Dalam praktiknya, banyak mahasiswa memaknai KKN sebatas kewajiban administratif untuk memenuhi SKS. Beberapa bahkan menjalani kegiatan ini dengan setengah hati, menunggu waktu berlalu hingga program selesai. Laporan disusun, dokumentasi dilengkapi, dan nilai diperoleh. Sayangnya, yang sering tertinggal adalah dampak berkelanjutan bagi masyarakat maupun pembelajaran bermakna bagi mahasiswa itu sendiri.
Ironisnya, formalitas ini tak jarang justru didorong oleh sistem itu sendiri. Mulai dari perencanaan program yang kaku, waktu pelaksanaan yang sangat terbatas, hingga minimnya
pendampingan yang membuat mahasiswa gamang dalam membaur dan memberi kontribusi yang relevan. Tidak sedikit program yang hanya bersifat simbolik — penanaman pohon, seminar dadakan, atau pembagian brosur — tanpa pemahaman mendalam terhadap kebutuhan masyarakat setempat.
Padahal, KKN sejatinya bisa menjadi jembatan pembelajaran sosial yang luar biasa. Ketika mahasiswa benar-benar menyelami dinamika masyarakat, belajar dari kearifan lokal, dan menyesuaikan program dengan realitas lapangan, di sanalah nilai-nilai pengabdian tumbuh. Pengalaman tinggal bersama warga, beradaptasi dengan keterbatasan, hingga menghadapi tantangan komunikasi dan budaya, adalah bentuk pendidikan yang tak ditemukan dalam ruang kelas.

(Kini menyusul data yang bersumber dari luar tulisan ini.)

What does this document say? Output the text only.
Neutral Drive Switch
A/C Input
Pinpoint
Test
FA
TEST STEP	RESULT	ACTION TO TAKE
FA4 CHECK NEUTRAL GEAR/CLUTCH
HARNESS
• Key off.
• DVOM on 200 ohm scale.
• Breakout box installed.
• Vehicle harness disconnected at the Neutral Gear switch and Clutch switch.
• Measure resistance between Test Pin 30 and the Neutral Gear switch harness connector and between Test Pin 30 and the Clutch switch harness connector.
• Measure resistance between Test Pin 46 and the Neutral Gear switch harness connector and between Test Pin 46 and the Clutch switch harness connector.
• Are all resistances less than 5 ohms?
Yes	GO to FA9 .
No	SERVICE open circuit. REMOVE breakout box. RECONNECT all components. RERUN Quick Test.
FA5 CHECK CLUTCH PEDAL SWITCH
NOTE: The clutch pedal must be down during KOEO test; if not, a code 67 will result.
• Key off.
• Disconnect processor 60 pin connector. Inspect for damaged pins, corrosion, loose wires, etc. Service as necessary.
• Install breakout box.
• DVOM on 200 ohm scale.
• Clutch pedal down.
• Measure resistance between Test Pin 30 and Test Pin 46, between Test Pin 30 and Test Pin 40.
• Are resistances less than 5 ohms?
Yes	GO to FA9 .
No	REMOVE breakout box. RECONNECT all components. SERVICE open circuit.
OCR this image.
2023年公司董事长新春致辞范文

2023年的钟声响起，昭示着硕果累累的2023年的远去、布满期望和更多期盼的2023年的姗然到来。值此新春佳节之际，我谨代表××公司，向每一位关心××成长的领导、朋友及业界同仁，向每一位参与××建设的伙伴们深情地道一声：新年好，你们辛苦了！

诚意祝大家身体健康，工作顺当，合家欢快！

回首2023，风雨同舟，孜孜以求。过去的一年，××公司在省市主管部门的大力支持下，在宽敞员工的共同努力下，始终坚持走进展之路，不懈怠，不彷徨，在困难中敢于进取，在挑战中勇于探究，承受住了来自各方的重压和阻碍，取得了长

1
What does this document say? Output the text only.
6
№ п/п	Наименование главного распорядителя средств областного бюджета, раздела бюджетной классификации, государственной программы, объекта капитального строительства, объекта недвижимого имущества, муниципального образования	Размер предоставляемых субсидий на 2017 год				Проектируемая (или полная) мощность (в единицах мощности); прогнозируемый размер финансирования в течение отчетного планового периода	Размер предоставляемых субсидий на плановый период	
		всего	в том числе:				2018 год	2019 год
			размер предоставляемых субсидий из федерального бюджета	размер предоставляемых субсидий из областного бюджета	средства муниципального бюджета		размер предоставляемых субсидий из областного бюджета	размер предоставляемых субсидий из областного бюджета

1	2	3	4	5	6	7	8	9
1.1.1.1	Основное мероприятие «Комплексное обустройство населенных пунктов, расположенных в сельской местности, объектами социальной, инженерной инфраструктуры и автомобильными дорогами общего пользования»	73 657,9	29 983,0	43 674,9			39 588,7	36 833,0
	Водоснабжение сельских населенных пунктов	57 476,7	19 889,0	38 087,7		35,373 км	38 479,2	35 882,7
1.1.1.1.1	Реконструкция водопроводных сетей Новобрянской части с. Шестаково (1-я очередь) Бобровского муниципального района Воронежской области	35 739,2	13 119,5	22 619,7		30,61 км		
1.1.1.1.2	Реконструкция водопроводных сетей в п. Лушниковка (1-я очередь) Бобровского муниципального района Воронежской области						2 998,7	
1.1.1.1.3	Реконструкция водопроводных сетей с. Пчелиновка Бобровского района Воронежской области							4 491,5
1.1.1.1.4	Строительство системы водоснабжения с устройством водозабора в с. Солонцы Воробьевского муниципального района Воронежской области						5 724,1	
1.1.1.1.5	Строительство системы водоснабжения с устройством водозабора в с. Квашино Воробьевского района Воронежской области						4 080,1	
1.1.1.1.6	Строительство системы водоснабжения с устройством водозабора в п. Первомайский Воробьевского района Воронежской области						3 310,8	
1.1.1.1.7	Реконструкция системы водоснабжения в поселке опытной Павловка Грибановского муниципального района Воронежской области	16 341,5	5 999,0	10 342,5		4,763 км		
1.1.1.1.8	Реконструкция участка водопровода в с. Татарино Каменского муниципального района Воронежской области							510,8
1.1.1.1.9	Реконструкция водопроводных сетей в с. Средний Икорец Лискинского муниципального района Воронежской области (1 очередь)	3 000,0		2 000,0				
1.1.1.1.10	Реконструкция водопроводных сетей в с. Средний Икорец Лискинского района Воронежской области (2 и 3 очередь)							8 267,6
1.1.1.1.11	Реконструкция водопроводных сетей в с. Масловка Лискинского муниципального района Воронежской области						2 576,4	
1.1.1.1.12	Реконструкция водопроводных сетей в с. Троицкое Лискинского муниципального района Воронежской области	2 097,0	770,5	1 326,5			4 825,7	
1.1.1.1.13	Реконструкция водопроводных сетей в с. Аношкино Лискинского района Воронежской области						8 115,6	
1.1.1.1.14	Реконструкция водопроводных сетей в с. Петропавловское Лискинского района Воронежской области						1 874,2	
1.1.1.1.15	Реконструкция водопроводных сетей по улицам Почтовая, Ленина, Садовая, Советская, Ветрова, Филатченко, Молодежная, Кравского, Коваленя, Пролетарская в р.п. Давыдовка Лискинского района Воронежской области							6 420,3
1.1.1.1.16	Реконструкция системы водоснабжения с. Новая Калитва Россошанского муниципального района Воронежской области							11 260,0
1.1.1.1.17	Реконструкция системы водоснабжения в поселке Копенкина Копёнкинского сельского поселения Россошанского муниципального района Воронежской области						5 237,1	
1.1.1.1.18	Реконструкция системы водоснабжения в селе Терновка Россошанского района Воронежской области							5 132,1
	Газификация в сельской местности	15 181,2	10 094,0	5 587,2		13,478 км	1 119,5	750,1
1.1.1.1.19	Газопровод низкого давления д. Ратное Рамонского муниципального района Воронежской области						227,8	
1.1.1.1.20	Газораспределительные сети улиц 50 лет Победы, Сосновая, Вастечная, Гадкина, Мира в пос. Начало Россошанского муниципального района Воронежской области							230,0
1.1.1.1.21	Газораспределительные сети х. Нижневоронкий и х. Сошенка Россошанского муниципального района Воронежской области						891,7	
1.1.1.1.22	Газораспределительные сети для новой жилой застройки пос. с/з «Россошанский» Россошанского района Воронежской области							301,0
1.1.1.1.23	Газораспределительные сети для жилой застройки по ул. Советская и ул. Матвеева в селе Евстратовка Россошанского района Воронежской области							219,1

Untuk itu, perlu ada evaluasi ulang terhadap desain dan pelaksanaan KKN. Apakah ia masih relevan sebagai media pengabdian? Apakah orientasinya lebih menekankan kebermanfaatan atau sekadar penyelesaian tugas? Institusi pendidikan, dosen pembimbing, hingga mahasiswa sendiri perlu mendorong agar KKN tidak hanya menjadi ritual tahunan, tetapi benar-benar menjelma sebagai momentum pertumbuhan pribadi dan sosial.
KKN tidak boleh sekadar menjadi bukti telah “turun ke masyarakat”, melainkan menjadi awal dari kesadaran bahwa ilmu pengetahuan memiliki tanggung jawab sosial. Di antara tuntutan akademik dan idealisme pengabdian, mahasiswa ditantang untuk menemukan makna apakah sekadar memenuhi syarat kelulusan, atau menjadi agen perubahan di tengah masyarakat.